ScopusId: 55345306000
HIndex:
Faculty: Faculty of Natural Resources
Address: Department of Nature Reources Rehabilitation, Faculty of Natural Resources, University of Kurdistan, Pasdaran Blvd., Sanandaj, Kurdistan Province, IR Iran, POB 416, Postal Code 6617715175
Phone: +98-8733627721 Ext. 4321

Research

Title
A Novel Integrated Approach of Relevance Vector Machine Optimized by Imperialist Competitive Algorithm for Spatial Modeling of Shallow Landslides
Type
JournalPaper
Keywords
hybrid intelligence; relevance vector machine; imperialist competitive algorithm; shallow landslide; GIS; Vietnam
Year
2018
Journal Remote Sensing
DOI
Researchers DieuTien Bui ، Himan Shahabi ، Ataollah Shirzadi ، Kamran Chapi ، Nhat-Duc Hoang ، Binh Thai Pham ، Quang-Thanh Bui ، Chuyen-Trung Tran ، Mahdi Panahi ، Baharin Ben Ahmad ، Lee Saro

Abstract

This research aims at proposing a new artificial intelligence approach (namely RVM-ICA) which is based on the Relevance Vector Machine (RVM) and the Imperialist Competitive Algorithm (ICA) optimization for landslide susceptibility modeling.

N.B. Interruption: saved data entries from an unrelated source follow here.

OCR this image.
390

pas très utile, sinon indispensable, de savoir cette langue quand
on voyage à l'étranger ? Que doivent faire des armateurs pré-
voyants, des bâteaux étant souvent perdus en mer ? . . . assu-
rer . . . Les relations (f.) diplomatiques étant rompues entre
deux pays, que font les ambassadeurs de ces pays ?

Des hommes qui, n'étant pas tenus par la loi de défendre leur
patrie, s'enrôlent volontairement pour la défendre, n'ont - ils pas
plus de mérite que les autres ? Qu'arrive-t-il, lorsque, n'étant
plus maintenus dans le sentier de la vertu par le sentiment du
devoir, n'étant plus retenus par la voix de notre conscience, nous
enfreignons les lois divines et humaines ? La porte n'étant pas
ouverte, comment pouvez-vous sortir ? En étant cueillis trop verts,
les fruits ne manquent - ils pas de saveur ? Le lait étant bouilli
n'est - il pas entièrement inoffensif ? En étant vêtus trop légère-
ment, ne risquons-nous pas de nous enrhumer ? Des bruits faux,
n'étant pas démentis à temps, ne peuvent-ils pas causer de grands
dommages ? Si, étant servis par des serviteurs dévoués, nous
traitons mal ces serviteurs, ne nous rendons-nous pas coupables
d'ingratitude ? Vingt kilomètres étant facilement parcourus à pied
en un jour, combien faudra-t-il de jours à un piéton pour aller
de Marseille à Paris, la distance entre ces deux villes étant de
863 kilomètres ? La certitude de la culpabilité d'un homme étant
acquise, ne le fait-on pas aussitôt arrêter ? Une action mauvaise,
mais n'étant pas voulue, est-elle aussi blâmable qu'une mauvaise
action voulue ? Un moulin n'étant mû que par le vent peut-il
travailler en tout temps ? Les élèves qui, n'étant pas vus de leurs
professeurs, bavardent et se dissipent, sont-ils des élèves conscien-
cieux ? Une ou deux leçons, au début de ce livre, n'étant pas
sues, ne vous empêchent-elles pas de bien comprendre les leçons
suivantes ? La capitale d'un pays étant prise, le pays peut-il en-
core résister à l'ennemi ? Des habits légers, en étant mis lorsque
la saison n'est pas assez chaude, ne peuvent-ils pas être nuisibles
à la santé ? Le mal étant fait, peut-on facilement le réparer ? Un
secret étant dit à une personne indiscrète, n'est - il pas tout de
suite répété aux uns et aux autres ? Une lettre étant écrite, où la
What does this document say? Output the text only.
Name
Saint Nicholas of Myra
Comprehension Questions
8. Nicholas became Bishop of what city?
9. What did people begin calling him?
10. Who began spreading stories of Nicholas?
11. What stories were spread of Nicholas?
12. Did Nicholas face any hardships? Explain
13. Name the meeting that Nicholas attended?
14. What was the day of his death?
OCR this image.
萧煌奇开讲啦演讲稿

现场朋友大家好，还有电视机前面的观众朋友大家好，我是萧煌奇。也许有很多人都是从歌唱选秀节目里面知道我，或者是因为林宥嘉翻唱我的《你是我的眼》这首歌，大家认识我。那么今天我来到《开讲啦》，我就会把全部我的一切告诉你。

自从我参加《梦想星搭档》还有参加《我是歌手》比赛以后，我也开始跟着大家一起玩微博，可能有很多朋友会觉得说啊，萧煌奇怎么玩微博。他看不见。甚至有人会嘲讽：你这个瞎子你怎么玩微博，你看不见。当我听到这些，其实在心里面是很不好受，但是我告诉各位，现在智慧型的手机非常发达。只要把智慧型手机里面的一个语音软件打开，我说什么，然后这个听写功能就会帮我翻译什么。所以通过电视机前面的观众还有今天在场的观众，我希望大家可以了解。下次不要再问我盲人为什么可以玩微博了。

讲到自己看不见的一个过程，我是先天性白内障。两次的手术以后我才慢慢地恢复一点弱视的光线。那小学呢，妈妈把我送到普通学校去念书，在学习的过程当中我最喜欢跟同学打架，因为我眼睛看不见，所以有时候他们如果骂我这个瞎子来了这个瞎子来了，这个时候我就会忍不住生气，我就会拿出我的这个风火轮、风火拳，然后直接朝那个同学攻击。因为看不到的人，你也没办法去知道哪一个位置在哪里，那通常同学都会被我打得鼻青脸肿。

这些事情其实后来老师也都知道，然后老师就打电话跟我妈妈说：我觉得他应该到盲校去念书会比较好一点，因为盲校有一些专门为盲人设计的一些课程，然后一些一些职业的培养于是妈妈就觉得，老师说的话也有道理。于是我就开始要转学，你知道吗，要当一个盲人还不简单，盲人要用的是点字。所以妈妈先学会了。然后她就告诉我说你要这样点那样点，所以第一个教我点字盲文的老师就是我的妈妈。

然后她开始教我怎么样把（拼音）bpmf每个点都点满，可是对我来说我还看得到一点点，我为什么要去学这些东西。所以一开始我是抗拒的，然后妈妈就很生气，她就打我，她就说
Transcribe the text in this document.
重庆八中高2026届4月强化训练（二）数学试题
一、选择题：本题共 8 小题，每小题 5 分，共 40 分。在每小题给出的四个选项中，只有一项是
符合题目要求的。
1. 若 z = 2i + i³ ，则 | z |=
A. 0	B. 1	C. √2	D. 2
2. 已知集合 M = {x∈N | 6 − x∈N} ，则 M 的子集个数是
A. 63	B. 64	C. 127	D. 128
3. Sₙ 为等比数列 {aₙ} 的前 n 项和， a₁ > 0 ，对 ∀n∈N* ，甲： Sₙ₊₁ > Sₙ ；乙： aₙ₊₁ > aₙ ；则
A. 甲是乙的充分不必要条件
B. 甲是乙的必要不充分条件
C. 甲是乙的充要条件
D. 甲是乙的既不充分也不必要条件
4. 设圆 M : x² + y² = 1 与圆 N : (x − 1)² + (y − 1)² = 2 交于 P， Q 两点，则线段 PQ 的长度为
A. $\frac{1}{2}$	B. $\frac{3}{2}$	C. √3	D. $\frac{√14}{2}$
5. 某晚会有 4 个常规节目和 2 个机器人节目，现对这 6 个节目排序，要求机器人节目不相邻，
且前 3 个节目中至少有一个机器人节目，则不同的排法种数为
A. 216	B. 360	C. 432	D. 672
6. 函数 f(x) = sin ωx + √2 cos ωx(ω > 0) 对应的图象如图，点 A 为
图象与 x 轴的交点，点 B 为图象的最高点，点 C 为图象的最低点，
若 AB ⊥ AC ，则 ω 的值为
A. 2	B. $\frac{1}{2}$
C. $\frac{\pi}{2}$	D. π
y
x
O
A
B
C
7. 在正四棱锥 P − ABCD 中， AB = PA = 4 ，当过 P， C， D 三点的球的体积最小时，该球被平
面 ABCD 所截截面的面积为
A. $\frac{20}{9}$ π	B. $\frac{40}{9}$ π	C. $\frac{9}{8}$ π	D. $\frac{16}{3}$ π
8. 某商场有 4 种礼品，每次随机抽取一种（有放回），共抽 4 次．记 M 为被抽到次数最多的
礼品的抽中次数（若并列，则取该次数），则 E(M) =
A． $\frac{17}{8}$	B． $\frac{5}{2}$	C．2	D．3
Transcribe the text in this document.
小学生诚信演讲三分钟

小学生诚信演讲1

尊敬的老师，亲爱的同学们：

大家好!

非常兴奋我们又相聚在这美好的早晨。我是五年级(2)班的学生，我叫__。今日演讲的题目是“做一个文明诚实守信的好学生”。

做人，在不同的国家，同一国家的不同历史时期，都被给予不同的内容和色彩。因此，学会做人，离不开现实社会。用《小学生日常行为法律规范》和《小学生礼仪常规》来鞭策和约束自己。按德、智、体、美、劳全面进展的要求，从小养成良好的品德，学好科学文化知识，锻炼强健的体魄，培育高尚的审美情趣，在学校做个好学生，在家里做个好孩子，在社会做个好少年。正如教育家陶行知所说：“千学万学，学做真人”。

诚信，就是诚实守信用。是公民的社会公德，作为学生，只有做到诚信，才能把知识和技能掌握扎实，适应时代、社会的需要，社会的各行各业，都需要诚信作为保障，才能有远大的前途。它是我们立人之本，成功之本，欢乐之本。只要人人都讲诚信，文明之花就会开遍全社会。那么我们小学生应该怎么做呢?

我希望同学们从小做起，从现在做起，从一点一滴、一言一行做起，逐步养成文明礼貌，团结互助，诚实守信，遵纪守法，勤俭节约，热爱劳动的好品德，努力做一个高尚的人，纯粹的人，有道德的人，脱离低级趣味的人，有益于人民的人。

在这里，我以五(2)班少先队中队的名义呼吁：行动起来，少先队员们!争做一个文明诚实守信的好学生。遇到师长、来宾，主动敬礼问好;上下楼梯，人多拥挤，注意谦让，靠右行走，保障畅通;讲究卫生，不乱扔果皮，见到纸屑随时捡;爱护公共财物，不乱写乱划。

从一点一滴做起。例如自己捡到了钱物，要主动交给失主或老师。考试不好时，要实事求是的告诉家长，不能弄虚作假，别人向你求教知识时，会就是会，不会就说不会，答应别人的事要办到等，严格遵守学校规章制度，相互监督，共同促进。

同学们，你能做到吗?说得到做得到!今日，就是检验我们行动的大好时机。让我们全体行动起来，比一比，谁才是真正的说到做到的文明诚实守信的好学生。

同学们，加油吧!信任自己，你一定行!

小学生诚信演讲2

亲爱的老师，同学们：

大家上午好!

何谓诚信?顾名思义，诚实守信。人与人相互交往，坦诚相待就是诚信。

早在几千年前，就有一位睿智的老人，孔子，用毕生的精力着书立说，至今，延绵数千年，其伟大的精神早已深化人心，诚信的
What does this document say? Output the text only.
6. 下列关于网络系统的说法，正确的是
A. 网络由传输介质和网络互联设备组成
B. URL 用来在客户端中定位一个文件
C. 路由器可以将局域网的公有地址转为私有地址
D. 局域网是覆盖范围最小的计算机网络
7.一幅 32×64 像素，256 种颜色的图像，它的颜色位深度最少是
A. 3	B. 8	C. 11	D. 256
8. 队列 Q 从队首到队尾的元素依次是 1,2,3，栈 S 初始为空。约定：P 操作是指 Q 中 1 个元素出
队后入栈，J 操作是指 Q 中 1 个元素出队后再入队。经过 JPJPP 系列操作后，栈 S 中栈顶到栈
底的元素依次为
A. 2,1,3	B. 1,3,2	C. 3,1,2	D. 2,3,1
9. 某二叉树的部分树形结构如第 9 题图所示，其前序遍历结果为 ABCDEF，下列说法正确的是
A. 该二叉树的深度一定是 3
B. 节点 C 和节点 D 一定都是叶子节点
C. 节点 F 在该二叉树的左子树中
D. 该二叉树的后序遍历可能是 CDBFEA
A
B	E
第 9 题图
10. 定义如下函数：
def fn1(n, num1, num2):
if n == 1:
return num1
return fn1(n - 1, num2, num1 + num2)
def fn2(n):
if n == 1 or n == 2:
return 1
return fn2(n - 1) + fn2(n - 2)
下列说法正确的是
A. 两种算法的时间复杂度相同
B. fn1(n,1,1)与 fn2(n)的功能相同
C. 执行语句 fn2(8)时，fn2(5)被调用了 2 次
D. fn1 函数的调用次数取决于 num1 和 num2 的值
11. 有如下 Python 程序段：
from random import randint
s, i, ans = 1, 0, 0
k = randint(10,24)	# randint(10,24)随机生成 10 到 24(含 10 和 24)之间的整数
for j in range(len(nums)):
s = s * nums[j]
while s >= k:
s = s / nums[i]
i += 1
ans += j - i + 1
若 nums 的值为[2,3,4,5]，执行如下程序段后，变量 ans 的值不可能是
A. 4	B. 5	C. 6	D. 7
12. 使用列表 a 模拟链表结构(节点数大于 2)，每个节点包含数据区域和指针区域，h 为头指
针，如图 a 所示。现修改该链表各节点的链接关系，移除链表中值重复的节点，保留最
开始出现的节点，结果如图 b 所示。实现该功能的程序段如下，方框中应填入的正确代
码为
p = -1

A Geographic Information System (GIS) spatial database was generated from Lang Son city in Lang Son province (Vietnam). This GIS database includes a landslide inventory map and fourteen landslide conditioning factors. The suitability of these factors for landslide susceptibility modeling in the study area was verified by the Information Gain Ratio (IGR) technique. A landslide susceptibility prediction model based on RVM-ICA and the GIS database was established by training and prediction phases. The predictive capability of the new approach was evaluated by calculations of sensitivity, specificity, accuracy, and the area under the Receiver Operating Characteristic curve (AUC). In addition, to assess the applicability of the proposed model, two state-of-the-art soft computing techniques including the support vector machine (SVM) and logistic regression (LR) were used as benchmark methods. The results of this study show that RVM-ICA with AUC = 0.92 achieved a high goodness-of-fit based on both the training and testing datasets. The predictive capability of RVM-ICA outperformed those of SVM with AUC = 0.91 and LR with AUC = 0.87. The experimental results confirm that the newly proposed model is a very promising alternative to assist planners and decision makers in the task of managing landslide prone areas.